Having survived many traumas in my life since I was very young – incest, rape, domestic violence, attempted murder and widowhood, I have spent a lot of my life creating an illusion for others to perceive, in order to cover up what I felt were defects within me. I am a nerdy, bookish introvert in a family full of narcissistic, loud, extroverts. I am an extremely sensitive person in a group of people who slash with words and mock, slander, tear down and belittle others by ethnicity, religion, even regions where they live. I am a thinker in a group of doers; the more one does, the better life must be, right? A striver for simplicity in a group of accumulators. I am a quasi-liberal in a family of staunch conservatives. I am a loner in a covey of Quaker parrots. I care about how people feel, what they think, in a group that cares about what one wears, drives, looks like and lives in. And every bit of that is just fine- for them, and for me. I. Am. Me. To be a successful person, a valid human being, does not mean that one must reflect what you are raised in. In fact, for me to be a successful person, I have had to deconstruct nearly everything I learned, saw, absorbed and was told. I am the one who threw the rock in the glass house, and in doing so, entered a different world by stepping over the shards and looking under and around them. Yes, you get cut on the pieces left in the frame sometimes. You discover that the glass provided as much strength to the frame, just as the frame held tightly to the glass. And once you are outside, you are viewed warily by those clinging to the shards, the splinters and the constraints.

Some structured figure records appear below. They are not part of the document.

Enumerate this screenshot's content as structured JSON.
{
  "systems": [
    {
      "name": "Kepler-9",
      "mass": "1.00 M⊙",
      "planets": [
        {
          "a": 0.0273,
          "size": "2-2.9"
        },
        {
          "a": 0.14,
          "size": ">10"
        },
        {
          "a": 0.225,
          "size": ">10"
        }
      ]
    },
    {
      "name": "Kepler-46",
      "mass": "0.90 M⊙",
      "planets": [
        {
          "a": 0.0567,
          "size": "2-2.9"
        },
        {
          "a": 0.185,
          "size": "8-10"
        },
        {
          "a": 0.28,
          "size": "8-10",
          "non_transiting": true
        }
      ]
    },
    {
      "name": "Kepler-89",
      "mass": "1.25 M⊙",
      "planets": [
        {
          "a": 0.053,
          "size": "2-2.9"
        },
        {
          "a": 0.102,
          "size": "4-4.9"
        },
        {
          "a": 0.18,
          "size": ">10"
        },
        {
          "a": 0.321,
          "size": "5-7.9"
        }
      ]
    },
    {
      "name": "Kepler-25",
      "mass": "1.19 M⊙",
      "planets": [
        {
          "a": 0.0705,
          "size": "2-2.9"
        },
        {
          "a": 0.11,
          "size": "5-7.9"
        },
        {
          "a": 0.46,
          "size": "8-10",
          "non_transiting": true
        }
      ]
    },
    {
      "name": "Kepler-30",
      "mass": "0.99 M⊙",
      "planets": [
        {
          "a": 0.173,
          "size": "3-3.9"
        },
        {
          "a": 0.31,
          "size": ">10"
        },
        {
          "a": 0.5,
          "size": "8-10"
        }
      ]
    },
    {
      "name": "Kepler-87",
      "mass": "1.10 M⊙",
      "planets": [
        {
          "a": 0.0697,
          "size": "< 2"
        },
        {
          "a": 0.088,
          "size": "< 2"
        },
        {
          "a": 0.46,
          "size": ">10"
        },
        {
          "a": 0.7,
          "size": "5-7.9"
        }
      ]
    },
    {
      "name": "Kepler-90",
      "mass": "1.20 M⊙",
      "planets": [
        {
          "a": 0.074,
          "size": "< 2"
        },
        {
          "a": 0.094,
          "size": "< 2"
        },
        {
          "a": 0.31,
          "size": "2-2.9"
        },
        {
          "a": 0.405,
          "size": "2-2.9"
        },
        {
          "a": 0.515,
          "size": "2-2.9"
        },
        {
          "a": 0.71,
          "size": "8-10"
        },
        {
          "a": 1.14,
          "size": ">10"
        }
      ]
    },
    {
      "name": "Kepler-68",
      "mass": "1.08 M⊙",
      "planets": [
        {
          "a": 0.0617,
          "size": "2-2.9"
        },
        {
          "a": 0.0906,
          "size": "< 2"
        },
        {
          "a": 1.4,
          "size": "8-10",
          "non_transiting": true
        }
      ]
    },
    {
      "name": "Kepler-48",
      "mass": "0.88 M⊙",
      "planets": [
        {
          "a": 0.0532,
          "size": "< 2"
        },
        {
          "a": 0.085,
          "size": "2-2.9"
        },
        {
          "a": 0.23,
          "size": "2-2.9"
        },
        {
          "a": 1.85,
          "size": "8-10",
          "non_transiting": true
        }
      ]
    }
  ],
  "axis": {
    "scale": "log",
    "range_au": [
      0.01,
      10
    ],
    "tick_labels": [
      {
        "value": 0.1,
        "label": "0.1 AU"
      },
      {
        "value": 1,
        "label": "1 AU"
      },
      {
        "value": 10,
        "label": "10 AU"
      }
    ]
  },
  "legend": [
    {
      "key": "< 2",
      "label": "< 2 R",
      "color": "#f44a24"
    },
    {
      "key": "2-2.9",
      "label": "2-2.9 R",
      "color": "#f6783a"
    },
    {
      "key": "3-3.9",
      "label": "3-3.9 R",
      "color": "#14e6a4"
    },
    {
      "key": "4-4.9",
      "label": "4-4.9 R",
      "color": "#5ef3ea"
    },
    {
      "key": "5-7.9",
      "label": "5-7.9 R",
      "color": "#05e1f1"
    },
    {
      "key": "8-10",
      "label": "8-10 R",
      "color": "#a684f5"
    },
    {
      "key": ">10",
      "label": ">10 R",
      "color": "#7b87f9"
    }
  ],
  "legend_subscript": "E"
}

I make mistakes. I will continue making them, I’m fairly certain, as long as I am breathing 🙂 It’s okay to be fallible. Really. Infallibility is just another part of the illusion-building. In other words, it is okay to be fully human. Do be prepared though, to own the consequences, unforeseeable as they sometimes are. Do not ever wear the straight-jacket of victimhood. There is life outside and past every trauma. Truly. I know. I live it.
So grab it. Pursue a dream. Drop one thing that isn’t really you, and feel the expansion in your skin. And smile, always.